The times are a little easier for Bruce Schwyhart and the Winfield bank he leads, CornerBank.

The bank announced this week that its formal agreement with the Office of the Comptroller of the Currency has been terminated.

"They actually came down and gave us the good news," Schwyhart, president of the $240 million bank, said Wednesday.

No longer can someone call his bank "troubled," he said.

"That's the big one, right there," Schwyhart said.

The bank was one of the first in the area to enter into such an agreement with a bank regulator, before the financial crisis in the fall of 2008.

Schwyhart said the enforcement action by the OCC turned out to be positive for the bank.
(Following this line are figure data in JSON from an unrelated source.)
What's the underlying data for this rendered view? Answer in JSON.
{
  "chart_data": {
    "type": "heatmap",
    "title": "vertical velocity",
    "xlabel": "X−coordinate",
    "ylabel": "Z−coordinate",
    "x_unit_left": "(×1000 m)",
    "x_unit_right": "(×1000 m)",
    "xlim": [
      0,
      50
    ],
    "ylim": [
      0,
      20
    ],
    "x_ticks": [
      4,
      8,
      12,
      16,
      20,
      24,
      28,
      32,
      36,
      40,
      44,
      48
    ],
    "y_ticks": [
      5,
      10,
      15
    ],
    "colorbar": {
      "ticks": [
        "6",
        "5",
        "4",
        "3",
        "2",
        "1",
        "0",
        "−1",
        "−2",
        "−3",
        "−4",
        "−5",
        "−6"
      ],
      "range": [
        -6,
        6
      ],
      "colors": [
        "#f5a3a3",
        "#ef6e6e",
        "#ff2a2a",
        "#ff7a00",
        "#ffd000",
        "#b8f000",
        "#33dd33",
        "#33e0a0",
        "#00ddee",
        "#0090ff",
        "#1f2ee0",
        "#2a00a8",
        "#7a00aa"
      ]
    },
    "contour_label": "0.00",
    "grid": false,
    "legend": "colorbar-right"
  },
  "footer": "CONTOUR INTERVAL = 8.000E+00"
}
"Because we were among the first, we took quick action" to reduce CornerBank's concentration in commercial real estate loans, Schwyhart said. He said the bank's concentration was within regulatory limits, but just barely.

He said the bank redistributed $40 million of its $60 million in commercial real estate loans. And much of that redistribution — basically, the bank did not renew many of its commercial real estate loans — happened within the first six to nine months of the bank entering into the formal agreement.

"The fortunate part is most of those were renewed year to year," Schwyhart said. "We told them they would have to find another lender.

"These were good customers and they didn't really have trouble going somewhere else" for their commercial real estate loans, he said.

The bank was fortunate because it was able to reduce its commercial real estate concentrations before credit markets froze during the crisis and regulatory scrutiny on such loans heightened even more.

"And that helped us out a lot," Schwyhart said.

The agreement took effect July 1, 2008, and was terminated May 18, according to the OCC's website, but was not made public until earlier this month.